TDM adds nothing when the drug has a wide therapeutic index (most penicillins), when dose-response is poorly correlated with plasma levels, or when a direct clinical endpoint is easily measurable.
Drugs commonly requiring TDM:
- Antibiotics: Vancomycin (trough 15–20 mg/L for serious infections; or AUC/MIC >400 mg·h/L — the modern PK/PD target); aminoglycosides (gentamicin trough <2 mg/L, peak 5–10 mg/L for gram-negative infections)
- Anticonvulsants: Phenytoin (10–20 mg/L total; free level 1–2 mg/L; especially important in hypoalbuminaemia or renal failure where protein binding is altered); carbamazepine (4–12 mg/L); valproate (50–100 mg/L)

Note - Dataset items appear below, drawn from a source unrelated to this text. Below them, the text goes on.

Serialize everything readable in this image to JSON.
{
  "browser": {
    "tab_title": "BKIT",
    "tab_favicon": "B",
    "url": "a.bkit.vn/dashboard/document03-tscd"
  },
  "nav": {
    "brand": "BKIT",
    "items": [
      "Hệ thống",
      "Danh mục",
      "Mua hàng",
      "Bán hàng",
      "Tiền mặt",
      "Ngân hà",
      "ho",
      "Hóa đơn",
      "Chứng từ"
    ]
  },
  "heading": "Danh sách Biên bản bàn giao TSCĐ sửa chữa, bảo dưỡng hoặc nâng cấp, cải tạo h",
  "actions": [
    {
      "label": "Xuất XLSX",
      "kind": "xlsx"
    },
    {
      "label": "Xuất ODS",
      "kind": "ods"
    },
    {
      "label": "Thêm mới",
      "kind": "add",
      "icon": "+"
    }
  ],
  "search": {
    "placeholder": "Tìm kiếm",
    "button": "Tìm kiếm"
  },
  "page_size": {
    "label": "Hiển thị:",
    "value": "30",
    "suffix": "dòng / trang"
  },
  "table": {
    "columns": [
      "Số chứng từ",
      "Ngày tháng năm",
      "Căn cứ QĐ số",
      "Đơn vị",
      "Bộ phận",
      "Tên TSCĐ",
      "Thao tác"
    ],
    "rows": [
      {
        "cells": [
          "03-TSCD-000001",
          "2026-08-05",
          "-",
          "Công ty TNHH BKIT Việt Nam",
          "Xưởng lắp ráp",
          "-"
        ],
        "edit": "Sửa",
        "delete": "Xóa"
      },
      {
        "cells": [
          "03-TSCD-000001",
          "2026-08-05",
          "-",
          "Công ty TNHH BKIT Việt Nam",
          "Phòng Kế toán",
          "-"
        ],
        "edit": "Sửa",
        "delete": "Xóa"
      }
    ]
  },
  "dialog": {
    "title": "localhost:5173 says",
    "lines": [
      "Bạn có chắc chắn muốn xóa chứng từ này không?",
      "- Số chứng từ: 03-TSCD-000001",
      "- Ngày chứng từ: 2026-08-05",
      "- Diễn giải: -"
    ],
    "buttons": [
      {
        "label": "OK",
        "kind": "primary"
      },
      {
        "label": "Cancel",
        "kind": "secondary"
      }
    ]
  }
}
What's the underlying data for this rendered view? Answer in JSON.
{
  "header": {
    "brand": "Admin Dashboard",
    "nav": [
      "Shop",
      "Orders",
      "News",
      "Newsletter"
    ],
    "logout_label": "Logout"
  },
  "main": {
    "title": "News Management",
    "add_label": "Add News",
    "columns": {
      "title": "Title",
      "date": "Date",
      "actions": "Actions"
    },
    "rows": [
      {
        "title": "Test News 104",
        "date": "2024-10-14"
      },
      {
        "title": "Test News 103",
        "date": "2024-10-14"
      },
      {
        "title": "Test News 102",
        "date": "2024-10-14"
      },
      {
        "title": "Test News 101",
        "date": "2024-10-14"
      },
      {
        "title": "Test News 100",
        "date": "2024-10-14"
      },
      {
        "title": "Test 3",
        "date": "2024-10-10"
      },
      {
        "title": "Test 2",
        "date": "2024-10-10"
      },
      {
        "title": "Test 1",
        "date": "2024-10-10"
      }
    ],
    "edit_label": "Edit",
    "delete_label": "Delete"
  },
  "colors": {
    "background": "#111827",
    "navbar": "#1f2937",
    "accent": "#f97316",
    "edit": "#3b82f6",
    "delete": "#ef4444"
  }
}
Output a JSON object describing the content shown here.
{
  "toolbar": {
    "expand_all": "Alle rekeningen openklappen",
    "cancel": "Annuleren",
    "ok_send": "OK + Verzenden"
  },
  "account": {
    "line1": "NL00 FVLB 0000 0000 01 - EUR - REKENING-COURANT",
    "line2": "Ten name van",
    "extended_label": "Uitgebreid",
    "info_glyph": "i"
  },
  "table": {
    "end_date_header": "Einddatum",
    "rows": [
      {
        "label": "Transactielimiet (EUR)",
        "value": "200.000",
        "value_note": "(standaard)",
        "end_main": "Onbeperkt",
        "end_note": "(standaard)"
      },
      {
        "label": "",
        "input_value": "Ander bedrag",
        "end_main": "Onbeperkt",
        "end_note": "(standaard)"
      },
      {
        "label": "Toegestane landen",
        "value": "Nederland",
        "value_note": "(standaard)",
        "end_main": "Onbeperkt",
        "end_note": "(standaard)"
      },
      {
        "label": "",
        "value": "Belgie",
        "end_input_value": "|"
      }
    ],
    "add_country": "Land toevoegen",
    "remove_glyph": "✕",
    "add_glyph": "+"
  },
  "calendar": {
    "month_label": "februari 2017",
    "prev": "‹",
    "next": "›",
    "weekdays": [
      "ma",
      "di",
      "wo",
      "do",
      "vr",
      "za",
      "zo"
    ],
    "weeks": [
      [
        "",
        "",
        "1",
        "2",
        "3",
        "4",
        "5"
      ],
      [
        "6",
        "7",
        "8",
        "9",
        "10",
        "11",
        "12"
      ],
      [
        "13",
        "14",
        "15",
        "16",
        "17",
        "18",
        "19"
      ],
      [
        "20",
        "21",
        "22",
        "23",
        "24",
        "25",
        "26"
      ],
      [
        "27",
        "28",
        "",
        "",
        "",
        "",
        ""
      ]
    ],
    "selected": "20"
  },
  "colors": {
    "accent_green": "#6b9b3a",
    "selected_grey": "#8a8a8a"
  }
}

- Mood stabilisers: Lithium (0.6–1.2 mmol/L maintenance; 0.8–1.0 mmol/L for acute mania; toxic >1.5 mmol/L — narrow index with serious toxicity including renal diabetes insipidus, tremor, neurotoxicity, cardiac arrhythmia)
- Cardiac: Digoxin (0.5–2 ng/mL; heart failure target 0.5–0.9 ng/mL; >2 ng/mL likely toxic); theophylline (10–20 mg/L)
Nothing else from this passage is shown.